Стеша нашла откатившуюся бочку, прислонила ее к крыльцу и оторвалась от земли, взметнув черные лоскуты-крылья. На мгновение показалось, воспарила над землей. Не удивлюсь, если под юбкой у нее не ноги, а вороньи лапы. Словно услышав мои слова, ветер взметнул подол чуть выше, и моему взгляду предстали задники обыкновенных лаптей, пусть и изрядно изгвазданных в сырой земле. Где она ее находит только? дождя не было, не иначе как по болотам шастала.
— Идешь? Или сперва плотника покличешь, чтобы крыльцо справил? — насмешливо обернулась хозяйка.
Вид лаптей Стеши как-то сразу придал ей человечности, и я, перестав опасаться странной чародейки, но памятуя об осторожности (вряд ли Стеша станет лечить меня второй раз по доброте душевной, если меня угораздит навернуться с бочки), взгромоздилась на бочку и шагнула вслед за хозяйкой в темные сени.

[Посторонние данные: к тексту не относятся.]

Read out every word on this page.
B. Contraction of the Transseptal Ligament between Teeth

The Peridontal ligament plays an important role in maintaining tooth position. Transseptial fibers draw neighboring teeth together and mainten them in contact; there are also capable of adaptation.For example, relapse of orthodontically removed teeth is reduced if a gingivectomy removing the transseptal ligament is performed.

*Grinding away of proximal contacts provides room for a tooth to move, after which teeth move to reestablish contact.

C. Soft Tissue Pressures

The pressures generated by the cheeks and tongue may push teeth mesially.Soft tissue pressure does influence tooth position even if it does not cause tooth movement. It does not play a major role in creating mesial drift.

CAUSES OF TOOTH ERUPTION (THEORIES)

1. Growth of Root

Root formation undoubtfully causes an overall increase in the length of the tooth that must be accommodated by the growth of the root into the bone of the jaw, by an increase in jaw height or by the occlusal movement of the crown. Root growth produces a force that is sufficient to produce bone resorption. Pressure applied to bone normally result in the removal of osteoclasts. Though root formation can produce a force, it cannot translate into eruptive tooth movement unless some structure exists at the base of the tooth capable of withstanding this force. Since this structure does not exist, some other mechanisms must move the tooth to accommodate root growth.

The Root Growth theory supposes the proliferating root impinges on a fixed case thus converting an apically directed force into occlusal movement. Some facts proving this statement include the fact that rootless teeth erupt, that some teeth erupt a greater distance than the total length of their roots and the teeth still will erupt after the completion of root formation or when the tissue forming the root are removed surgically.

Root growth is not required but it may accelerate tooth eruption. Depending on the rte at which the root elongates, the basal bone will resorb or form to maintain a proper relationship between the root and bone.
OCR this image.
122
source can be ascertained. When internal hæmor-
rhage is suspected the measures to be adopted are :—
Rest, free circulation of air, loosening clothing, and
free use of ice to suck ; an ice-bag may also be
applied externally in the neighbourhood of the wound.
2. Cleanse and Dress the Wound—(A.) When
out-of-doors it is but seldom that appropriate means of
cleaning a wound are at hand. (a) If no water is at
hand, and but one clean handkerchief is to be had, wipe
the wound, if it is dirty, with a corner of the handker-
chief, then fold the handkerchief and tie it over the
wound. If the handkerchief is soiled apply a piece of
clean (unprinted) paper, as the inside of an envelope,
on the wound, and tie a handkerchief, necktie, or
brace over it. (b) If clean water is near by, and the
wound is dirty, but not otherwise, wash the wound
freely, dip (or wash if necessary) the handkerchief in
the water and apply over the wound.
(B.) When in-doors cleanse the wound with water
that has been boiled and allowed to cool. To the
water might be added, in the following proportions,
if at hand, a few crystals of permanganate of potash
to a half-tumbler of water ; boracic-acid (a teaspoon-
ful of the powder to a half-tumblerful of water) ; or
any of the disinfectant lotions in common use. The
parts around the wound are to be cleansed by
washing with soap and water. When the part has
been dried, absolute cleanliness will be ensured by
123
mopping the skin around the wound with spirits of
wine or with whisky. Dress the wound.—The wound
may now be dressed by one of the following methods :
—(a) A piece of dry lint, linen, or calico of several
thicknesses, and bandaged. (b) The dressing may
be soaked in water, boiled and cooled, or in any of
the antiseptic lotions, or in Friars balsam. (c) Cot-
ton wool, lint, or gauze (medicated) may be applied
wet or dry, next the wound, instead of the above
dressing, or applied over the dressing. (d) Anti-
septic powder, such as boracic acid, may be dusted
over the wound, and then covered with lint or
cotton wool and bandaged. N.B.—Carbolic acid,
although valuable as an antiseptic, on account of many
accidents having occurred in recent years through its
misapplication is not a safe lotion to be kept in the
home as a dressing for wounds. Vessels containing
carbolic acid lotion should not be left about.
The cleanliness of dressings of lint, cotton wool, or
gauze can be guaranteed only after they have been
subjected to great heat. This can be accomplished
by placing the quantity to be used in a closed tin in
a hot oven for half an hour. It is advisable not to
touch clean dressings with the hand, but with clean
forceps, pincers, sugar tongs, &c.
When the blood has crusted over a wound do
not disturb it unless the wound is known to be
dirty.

В избе пахло сыростью, гнилым деревом и прелой шерстью. Половицы скрипом отзывались на каждый шаг, и казалось, стонет сам дом, состарившийся, одряхлевший и уже не получающий достаточного ухода и заботы. У порога я споткнулась о брошенные в беспорядке растоптанные лапти. Один из них я умудрилась запульнуть аж в центр горницы. Стеша полоснула меня суровым взглядом, подхватила лапоть и, осторожно отряхнув от пыли, так, словно это был не старенький разношенный лапоть, размером с лыжу, а драгоценная хрустальная туфелька, по которой ее может найти принц, поставила его у стены. Затем взяла второй такой же и опустила рядом.
Горница не радовала глаз ни жаром поленьев, потрескивающих в печи, ни умелой вышивкой на настенных полотенцах, ни румяным караваем на столе. Стены были голы, стол был завален пучками трав, но не сухих, а подгнивших. Печь и вовсе обвалилась с одного угла. Такого упадка даже в домах, захваченных злыднями, не было! Я украдкой огляделась в поисках вредного бесенка, но никого не нашла. Да и странно было бы, если бы в избе чародейки поселилась нечисть.
Между тем разруха и беспорядок виделись во всем: и в сваленном в углу тряпье, и в разбросанных по избе вещах. Приглядевшись, я поняла, что все они — мужские. Высовывается из-под лавки одинокий лапоть — не иначе как сорок пятого размера, сброшена впопыхах льняная рубаха на грубый деревянный сундук у стены, подпирают печь огромные валенки. Казалось, неряха хозяин второпях собирался в дорогу да и побросал все вещи где ни попадя. Вот только откуда ж ему взяться-то? Жених Стеши давно умер, и отца у сироты нет в живых. Не иначе как сведения Варфоломея устарели, и Стеша успела оправиться от гибели жениха и завести нового кавалера — неопрятного, толстолапого и безрукого. Хоть бы печь починил!
— Как же ты зимой-то согреваешься? — вырвалось у меня.
Стеша не сразу поняла, о чем речь, а потом махнула рукой.
— Печь по весне обвалилась, когда в ней особой надобности уже не было.
«Вот почему в доме так сыро»,— поежилась я. Несколько месяцев комнаты не обогревались, и влага въелась в дерево, изгрызла его до гнили. Но хозяйке, похоже, до этого нет никакого дела. А как же горячая еда? Чем Стеша питается? Сырыми грибами да сухими корешками?
— А как же ближайшая зима? — заикнулась я.
Даже при теплой московской зиме без батарей не выживешь. А в Лукоморье, поди, зимы суровые, как нынче в Сибири.
Стеша повернула голову и глянула на меня с таким недоумением, словно наступление зимы было столь далеким событием, что и думать о нем еще не следовало. Потом глаза ее полыхнули черным, стирая голубую радужку и вновь становясь черными пропастями на выбеленном лице.
— До зимы как-нибудь все устроится,— с отчаянной решимостью промолв1гла она и, отвернувшись к столу, смела в сторону попахивающие гнильцой пучки трав.